Fresh ripe Alphonso mango pulp lightly sweetened, flavoured with cardamom and saffron, served chilled alongside hot puris. The most eagerly anticipated seasonal food of Gujarat and Maharashtra — made only when the finest Alphonso mangoes arrive.
Ingredients
6 to 8 ripe Alphonso mangoes (also called Hapus — or use any very ripe sweet mango)
2 to 3 tbsp sugar (only if needed — perfectly ripe Alphonso needs very little sugar)
1/4 tsp cardamom powder
a few saffron strands soaked in 2 tbsp warm milk
a pinch of nutmeg (optional)
milk — 2 to 4 tbsp if needed to adjust consistency
4 to 6 puris (hot fried puffed bread) for serving alongside
Method
Choose the right mangoes: Alphonso (Hapus) mango is the correct variety — available from March to June. The mango must be fully ripe — it should yield to gentle pressure and smell intensely sweet. Semi-ripe mangoes produce a sour, disappointing aamras. Do not use refrigerated mangoes for this — they should be at room temperature.
Bloom the saffron: Soak a few saffron strands in 2 tbsp warm milk for 10 minutes. Stir once. The milk turns golden-orange.
Extract the mango pulp — squeeze method: Gently but firmly massage and squeeze each whole mango in your hands (over a large bowl) until the flesh is completely soft and pulpy inside. Then cut a small hole at the tip of each mango and squeeze all the pulp out into the bowl. Cut the remaining mango, remove the seed and scrape all remaining pulp from the skin. This squeeze method is the traditional way — no blender needed and no wateriness from over-processing.
Alternative — peel and blend method: Peel the mangoes. Cut the flesh off the seed. Place in a mixer and blend for 30 seconds until smooth.
Remove any fibres: If the mango pulp has fibrous strings, push through a medium-holed strainer to remove them. Good Alphonso should have no fibres.
Add saffron and cardamom: Add the saffron milk (with strands), cardamom powder and a pinch of nutmeg to the mango pulp. Stir gently.
Taste and add sugar if needed: Taste the aamras. A perfectly ripe Alphonso may need no sugar at all. If needed, add 1 tbsp at a time and stir to dissolve.
Adjust consistency: Aamras should be smooth and flow but not be runny like juice. If too thick, add 2 tbsp cold milk and stir. If too thin, the mangoes may have been too watery — refrigerate 30 minutes to thicken slightly.
Chill: Refrigerate for at least 30 minutes. Aamras is always served cold.

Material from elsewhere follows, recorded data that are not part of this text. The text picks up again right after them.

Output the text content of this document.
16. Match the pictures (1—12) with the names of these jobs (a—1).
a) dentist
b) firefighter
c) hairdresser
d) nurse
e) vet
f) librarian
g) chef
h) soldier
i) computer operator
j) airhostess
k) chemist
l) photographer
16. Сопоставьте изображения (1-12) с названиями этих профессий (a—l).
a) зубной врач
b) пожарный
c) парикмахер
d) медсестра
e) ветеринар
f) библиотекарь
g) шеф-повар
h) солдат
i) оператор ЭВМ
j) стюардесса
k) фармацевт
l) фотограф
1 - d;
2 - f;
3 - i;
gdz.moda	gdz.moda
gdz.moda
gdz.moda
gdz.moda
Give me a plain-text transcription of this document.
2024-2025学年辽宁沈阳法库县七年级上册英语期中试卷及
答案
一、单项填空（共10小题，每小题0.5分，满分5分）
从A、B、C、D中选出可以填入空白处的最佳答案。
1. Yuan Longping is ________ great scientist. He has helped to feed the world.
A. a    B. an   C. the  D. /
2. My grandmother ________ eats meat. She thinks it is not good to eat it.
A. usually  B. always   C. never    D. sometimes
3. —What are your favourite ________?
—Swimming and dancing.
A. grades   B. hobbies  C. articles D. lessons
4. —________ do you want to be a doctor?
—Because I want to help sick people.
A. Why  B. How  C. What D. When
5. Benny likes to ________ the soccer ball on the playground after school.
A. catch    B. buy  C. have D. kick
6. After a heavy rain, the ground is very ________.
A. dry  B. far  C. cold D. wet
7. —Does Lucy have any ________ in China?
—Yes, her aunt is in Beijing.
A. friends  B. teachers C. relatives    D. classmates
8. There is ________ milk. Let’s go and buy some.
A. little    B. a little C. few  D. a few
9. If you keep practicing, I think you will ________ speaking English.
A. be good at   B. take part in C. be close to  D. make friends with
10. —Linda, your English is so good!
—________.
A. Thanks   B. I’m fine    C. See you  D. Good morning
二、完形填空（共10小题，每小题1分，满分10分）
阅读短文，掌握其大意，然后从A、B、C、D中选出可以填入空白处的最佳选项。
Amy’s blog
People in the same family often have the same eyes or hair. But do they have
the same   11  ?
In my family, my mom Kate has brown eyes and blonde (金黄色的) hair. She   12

Serve alongside hot puris: Pour the chilled aamras into small steel cups or bowls. Serve alongside hot freshly fried puris. The combination of hot puffed puri and cold sweet aamras is the definitive seasonal Gujarati and Maharashtrian pleasure.
Note: Aamras Puri is the most anticipated seasonal meal of Gujarat and Maharashtra. The arrival of Alphonso mangoes (from the Ratnagiri and Devgad regions of Maharashtra's Konkan coast) each March-May is treated as a cultural event. Gujarati and Maharashtrian families plan aamras meals as community occasions. Using any mango other than Alphonso is considered a compromise — the genuine experience requires Hapus only.